In the US, apart from driving on the right-hand side of the road, remember you can turn right on a red light, and at a four-way stop it's the driver who arrives first who goes first.
A GPS helps with navigating less-populated islands but, on Oahu, one is essential: the freeways, particularly at peak hour, are tricky to negotiate.
No other American custom stresses us out as much as tipping; namely, when to do it and how much.
Basically, anyone providing a service - from the bellboy to the taxi driver, hotel maid, bartender, tour guide, tattooist and hairdresser - should be tipped (if you're unsure how much, ask an American). In restaurants, tip 15 per cent to 18 per cent of the bill.

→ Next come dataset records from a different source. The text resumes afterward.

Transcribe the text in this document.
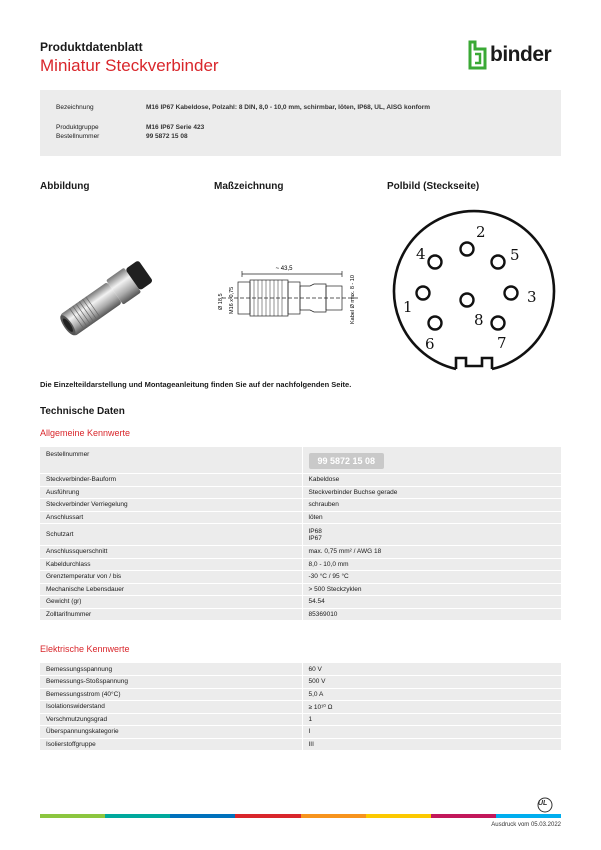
Produktdatenblatt
Miniatur Steckverbinder	binder
Bezeichnung	M16 IP67 Kabeldose, Polzahl: 8 DIN, 8,0 - 10,0 mm, schirmbar, löten, IP68, UL, AISG konform
Produktgruppe	M16 IP67 Serie 423
Bestellnummer	99 5872 15 08
Abbildung	Maßzeichnung	Polbild (Steckseite)
~ 43,5
Ø 18,5 M16 x 0,75	Kabel Ø max. 8 - 10	1
2
3
4	5
6	7
8
Die Einzelteildarstellung und Montageanleitung finden Sie auf der nachfolgenden Seite.
Technische Daten
Allgemeine Kennwerte
Bestellnummer	99 5872 15 08
Steckverbinder-Bauform	Kabeldose
Ausführung	Steckverbinder Buchse gerade
Steckverbinder Verriegelung	schrauben
Anschlussart	löten
Schutzart	IP68
IP67

Anschlussquerschnitt	max. 0,75 mm² / AWG 18
Kabeldurchlass	8,0 - 10,0 mm
Grenztemperatur von / bis	-30 °C / 95 °C
Mechanische Lebensdauer	> 500 Steckzyklen
Gewicht (gr)	54.54
Zolltarifnummer	85369010
Elektrische Kennwerte
Bemessungsspannung	60 V
Bemessungs-Stoßspannung	500 V
Bemessungsstrom (40°C)	5,0 A
Isolationswiderstand	≥ 10¹⁰ Ω
Verschmutzungsgrad	1
Überspannungskategorie	I
Isolierstoffgruppe	III
UL
Ausdruck vom 05.03.2022
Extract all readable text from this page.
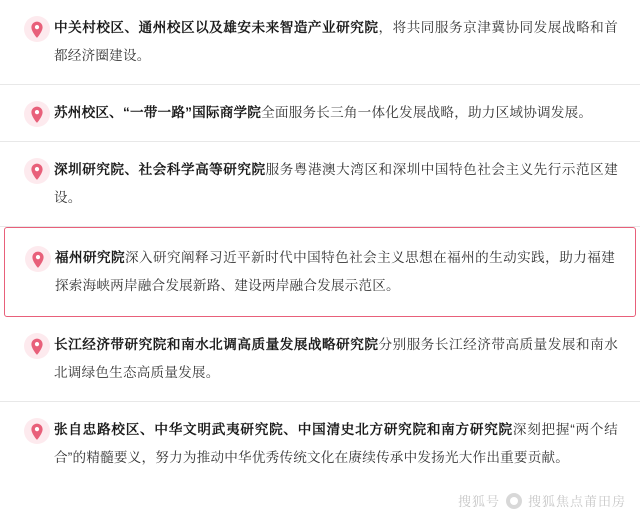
中关村校区、通州校区以及雄安未来智造产业研究院，将共同服务京津冀协同发展战略和首都经济圈建设。
苏州校区、“一带一路”国际商学院全面服务长三角一体化发展战略，助力区域协调发展。
深圳研究院、社会科学高等研究院服务粤港澳大湾区和深圳中国特色社会主义先行示范区建设。
福州研究院深入研究阐释习近平新时代中国特色社会主义思想在福州的生动实践，助力福建探索海峡两岸融合发展新路、建设两岸融合发展示范区。
长江经济带研究院和南水北调高质量发展战略研究院分别服务长江经济带高质量发展和南水北调绿色生态高质量发展。
张自忠路校区、中华文明武夷研究院、中国清史北方研究院和南方研究院深刻把握“两个结合”的精髓要义，努力为推动中华优秀传统文化在赓续传承中发扬光大作出重要贡献。
搜狐号 搜狐焦点莆田房
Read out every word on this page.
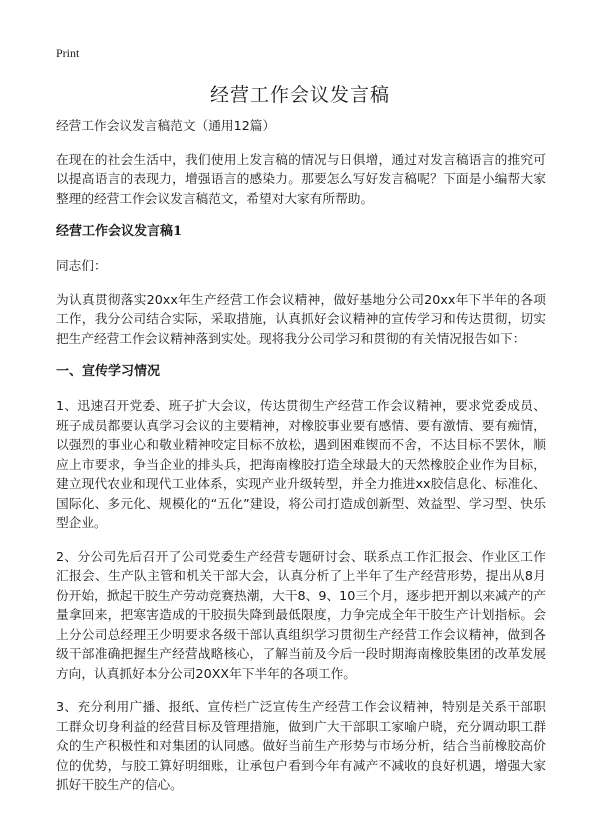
Print
经营工作会议发言稿

经营工作会议发言稿范文（通用12篇）

在现在的社会生活中，我们使用上发言稿的情况与日俱增，通过对发言稿语言的推究可以提高语言的表现力，增强语言的感染力。那要怎么写好发言稿呢？下面是小编帮大家整理的经营工作会议发言稿范文，希望对大家有所帮助。

经营工作会议发言稿1

同志们：

为认真贯彻落实20xx年生产经营工作会议精神，做好基地分公司20xx年下半年的各项工作，我分公司结合实际，采取措施，认真抓好会议精神的宣传学习和传达贯彻，切实把生产经营工作会议精神落到实处。现将我分公司学习和贯彻的有关情况报告如下：

一、宣传学习情况

1、迅速召开党委、班子扩大会议，传达贯彻生产经营工作会议精神，要求党委成员、班子成员都要认真学习会议的主要精神，对橡胶事业要有感情、要有激情、要有痴情，以强烈的事业心和敬业精神咬定目标不放松，遇到困难锲而不舍，不达目标不罢休，顺应上市要求，争当企业的排头兵，把海南橡胶打造全球最大的天然橡胶企业作为目标，建立现代农业和现代工业体系，实现产业升级转型，并全力推进xx胶信息化、标准化、国际化、多元化、规模化的“五化”建设，将公司打造成创新型、效益型、学习型、快乐型企业。

2、分公司先后召开了公司党委生产经营专题研讨会、联系点工作汇报会、作业区工作汇报会、生产队主管和机关干部大会，认真分析了上半年了生产经营形势，提出从8月份开始，掀起干胶生产劳动竞赛热潮，大干8、9、10三个月，逐步把开割以来减产的产量拿回来，把寒害造成的干胶损失降到最低限度，力争完成全年干胶生产计划指标。会上分公司总经理王少明要求各级干部认真组织学习贯彻生产经营工作会议精神，做到各级干部准确把握生产经营战略核心，了解当前及今后一段时期海南橡胶集团的改革发展方向，认真抓好本分公司20XX年下半年的各项工作。

3、充分利用广播、报纸、宣传栏广泛宣传生产经营工作会议精神，特别是关系干部职工群众切身利益的经营目标及管理措施，做到广大干部职工家喻户晓，充分调动职工群众的生产积极性和对集团的认同感。做好当前生产形势与市场分析，结合当前橡胶高价位的优势，与胶工算好明细账，让承包户看到今年有减产不减收的良好机遇，增强大家抓好干胶生产的信心。
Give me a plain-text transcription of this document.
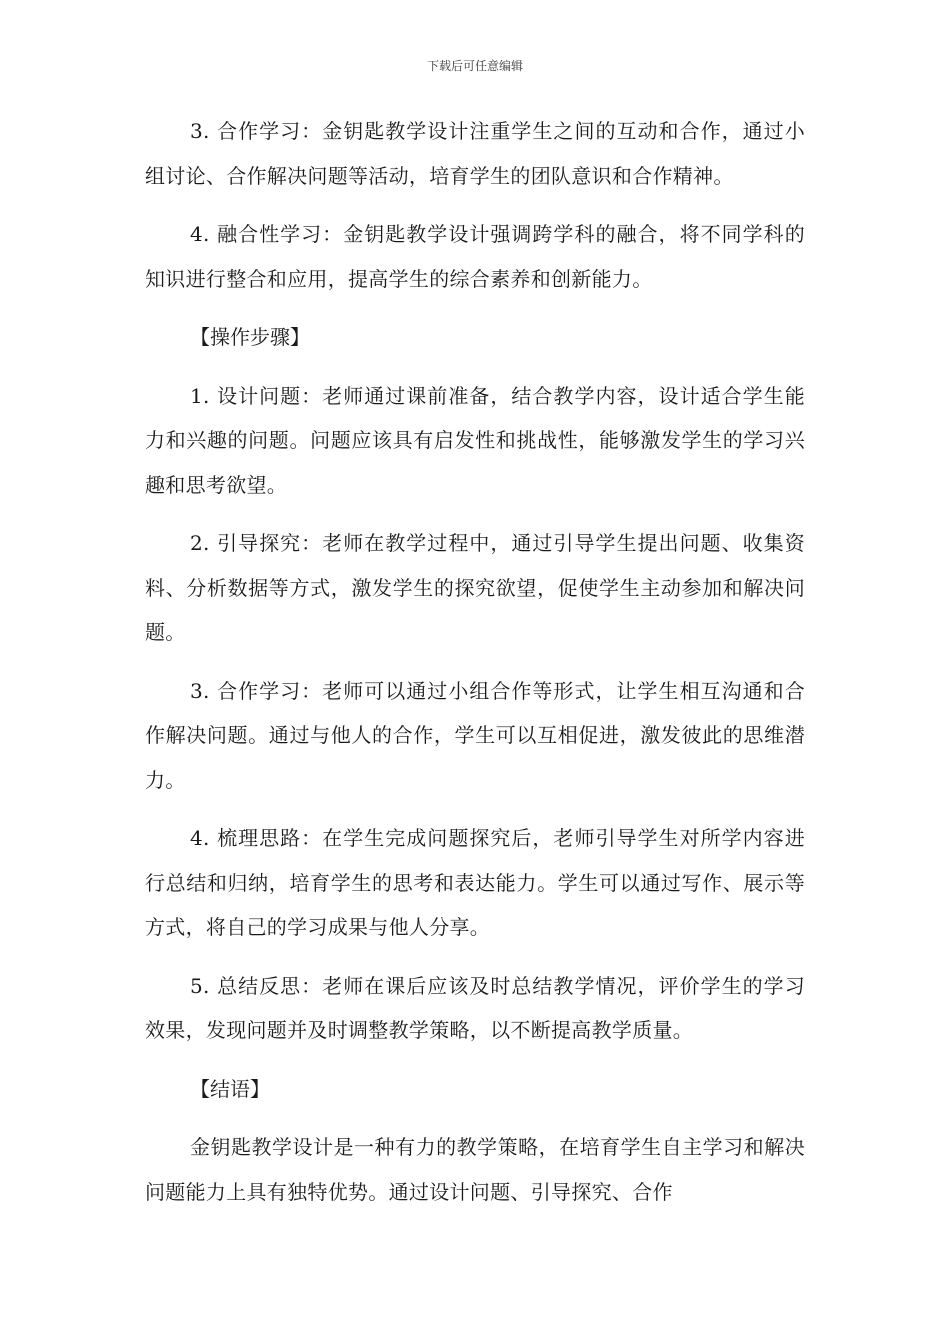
下载后可任意编辑

3. 合作学习：金钥匙教学设计注重学生之间的互动和合作，通过小组讨论、合作解决问题等活动，培育学生的团队意识和合作精神。

4. 融合性学习：金钥匙教学设计强调跨学科的融合，将不同学科的知识进行整合和应用，提高学生的综合素养和创新能力。

【操作步骤】

1. 设计问题：老师通过课前准备，结合教学内容，设计适合学生能力和兴趣的问题。问题应该具有启发性和挑战性，能够激发学生的学习兴趣和思考欲望。

2. 引导探究：老师在教学过程中，通过引导学生提出问题、收集资料、分析数据等方式，激发学生的探究欲望，促使学生主动参加和解决问题。

3. 合作学习：老师可以通过小组合作等形式，让学生相互沟通和合作解决问题。通过与他人的合作，学生可以互相促进，激发彼此的思维潜力。

4. 梳理思路：在学生完成问题探究后，老师引导学生对所学内容进行总结和归纳，培育学生的思考和表达能力。学生可以通过写作、展示等方式，将自己的学习成果与他人分享。

5. 总结反思：老师在课后应该及时总结教学情况，评价学生的学习效果，发现问题并及时调整教学策略，以不断提高教学质量。

【结语】

金钥匙教学设计是一种有力的教学策略，在培育学生自主学习和解决问题能力上具有独特优势。通过设计问题、引导探究、合作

Serious retail therapists should join shopping centre VIP clubs and investigate their coupon deals to take full advantage of special discounts.
Duty-free alcohol is often markedly cheaper in the US than at home. Jot down duty-free prices before flying out of to compare them with those in Honolulu. My tip is you'll buy your bottle of rum there.
It might sound obvious, but remember to slip, slop, slap before venturing outdoors; the Hawaiian sunshine is ferocious.
As other red-skinned holidaymakers can attest, nothing ruins a tropical break faster than a case of painful sunburn or sunstroke.